Implications for Casualty claims
For practitioners dealing with casualty claims where dementia may be a factor—whether post-traumatic brain injury (TBI) or pre-existing Alzheimer’s – the pace of medical development is relevant. While there is no cure on the horizon, there is a steady pipeline of diagnostic and therapeutic advances.
In practical terms:
- Requests for investigations or private treatment may arise in litigation. However, given the costs, risks, and limited clinical benefit of current antibody therapies, such requests are likely to be exceptional and carefully scrutinised.
- Pre-accident cognitive history will remain a key area of dispute, requiring expert input.
- Diagnostic innovations may become increasingly relevant as AI-driven cognitive tests and blood-based biomarkers move closer to widespread adoption.

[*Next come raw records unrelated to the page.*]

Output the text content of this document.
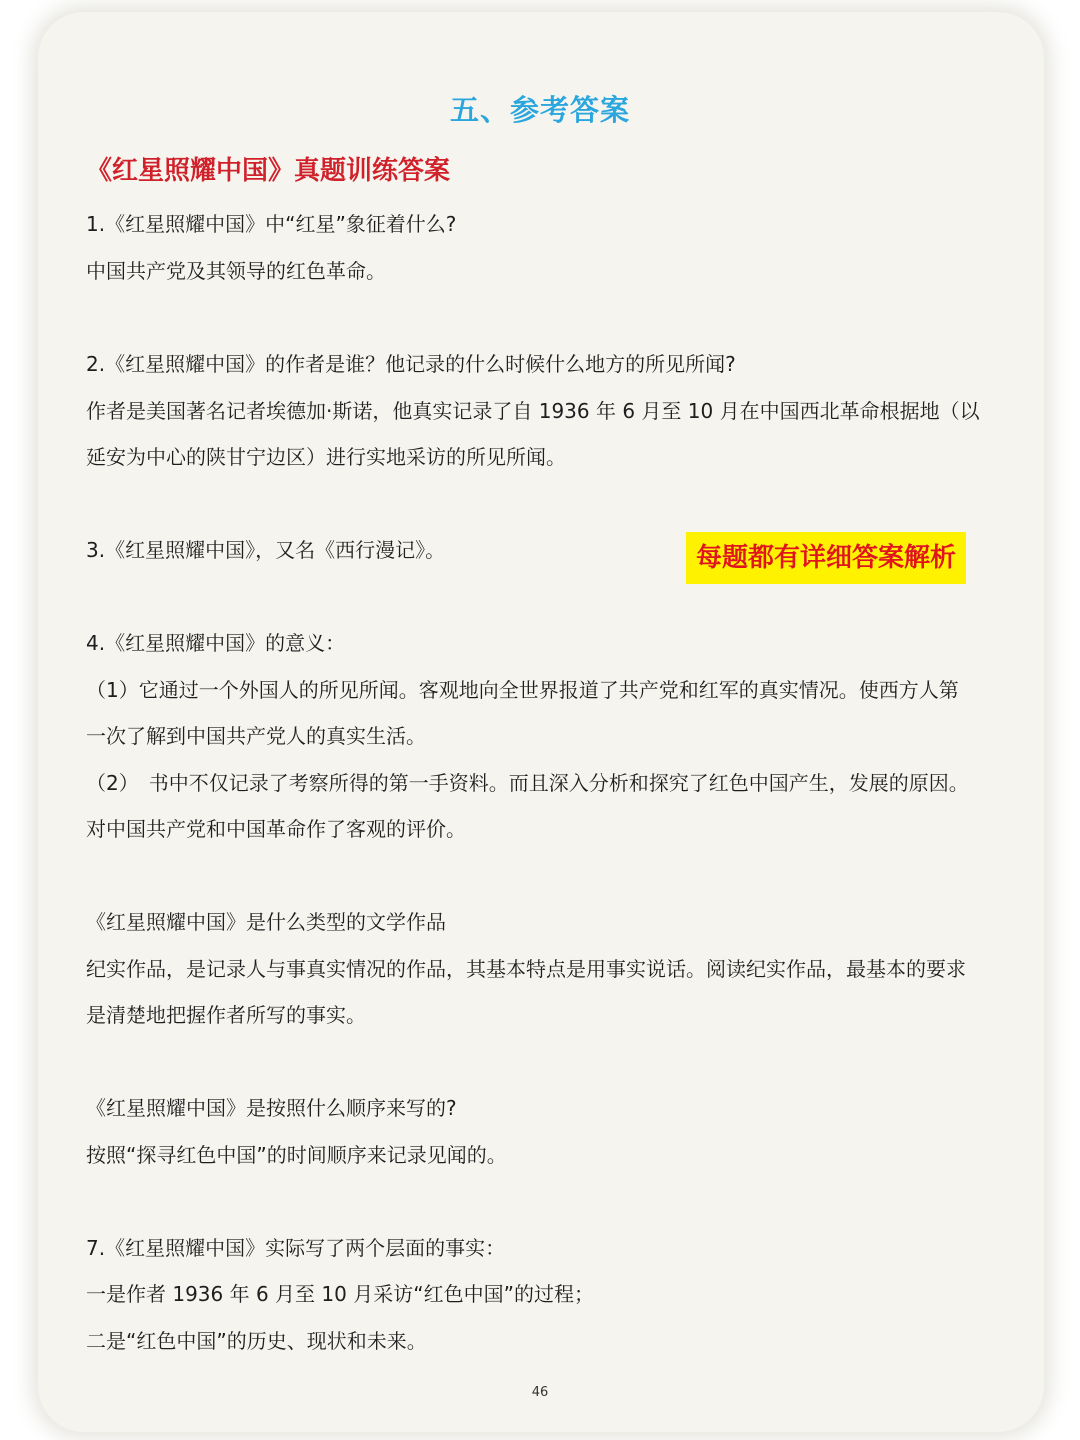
五、参考答案
《红星照耀中国》真题训练答案
1.《红星照耀中国》中“红星”象征着什么?
中国共产党及其领导的红色革命。
2.《红星照耀中国》的作者是谁？他记录的什么时候什么地方的所见所闻?
作者是美国著名记者埃德加·斯诺，他真实记录了自 1936 年 6 月至 10 月在中国西北革命根据地（以
延安为中心的陕甘宁边区）进行实地采访的所见所闻。
3.《红星照耀中国》，又名《西行漫记》。	每题都有详细答案解析
4.《红星照耀中国》的意义：
（1）它通过一个外国人的所见所闻。客观地向全世界报道了共产党和红军的真实情况。使西方人第
一次了解到中国共产党人的真实生活。
（2）　书中不仅记录了考察所得的第一手资料。而且深入分析和探究了红色中国产生，发展的原因。
对中国共产党和中国革命作了客观的评价。
《红星照耀中国》是什么类型的文学作品
纪实作品，是记录人与事真实情况的作品，其基本特点是用事实说话。阅读纪实作品，最基本的要求
是清楚地把握作者所写的事实。
《红星照耀中国》是按照什么顺序来写的?
按照“探寻红色中国”的时间顺序来记录见闻的。
7.《红星照耀中国》实际写了两个层面的事实：
一是作者 1936 年 6 月至 10 月采访“红色中国”的过程；
二是“红色中国”的历史、现状和未来。
46
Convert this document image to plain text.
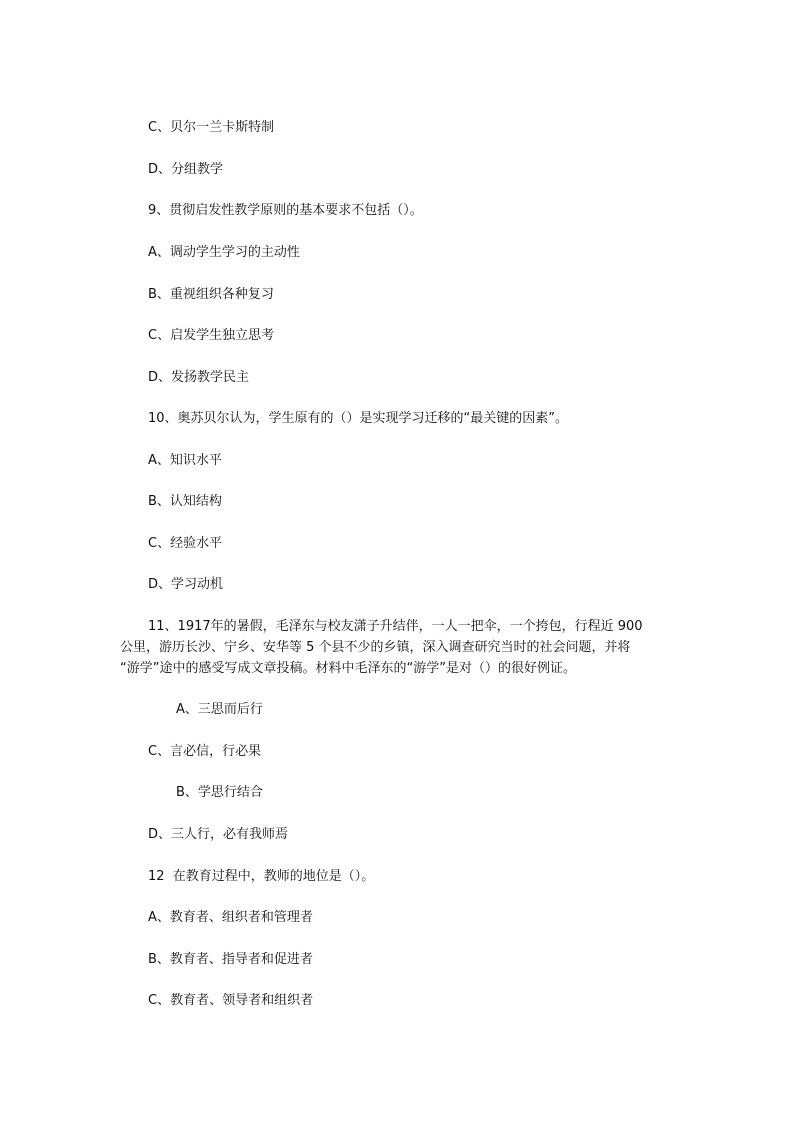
C、贝尔一兰卡斯特制
D、分组教学
9、贯彻启发性教学原则的基本要求不包括（）。
A、调动学生学习的主动性
B、重视组织各种复习
C、启发学生独立思考
D、发扬教学民主
10、奥苏贝尔认为，学生原有的（）是实现学习迁移的“最关键的因素”。
A、知识水平
B、认知结构
C、经验水平
D、学习动机
11、1917年的暑假，毛泽东与校友潇子升结伴，一人一把伞，一个挎包，行程近 900
公里，游历长沙、宁乡、安华等 5 个县不少的乡镇，深入调查研究当时的社会问题，并将
“游学”途中的感受写成文章投稿。材料中毛泽东的“游学”是对（）的很好例证。
A、三思而后行
C、言必信，行必果
B、学思行结合
D、三人行，必有我师焉
12  在教育过程中，教师的地位是（）。
A、教育者、组织者和管理者
B、教育者、指导者和促进者
C、教育者、领导者和组织者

Clinicians remain cautious about offering false hope. For now, the harsh reality is that available drugs are not curative and may only modestly delay disease progression. Nevertheless, the speed of innovation – particularly in diagnostics – offers hope that earlier and more reliable identification of Alzheimer’s will soon be achievable.
Conclusion
The Alzheimer’s treatment landscape is evolving, but progress remains incremental. The UK has taken a more cautious stance than the US, prioritising cost-effectiveness and safety, which has kept novel therapies out of the NHS. For those handling casualty claims, the key takeaway is that while new treatments are emerging, their real-world application remains limited. The focus for the near future will be on earlier, more cost-effective diagnosis rather than transformative therapy. Clyde & Co will continue to monitor developments closely as the landscape shifts.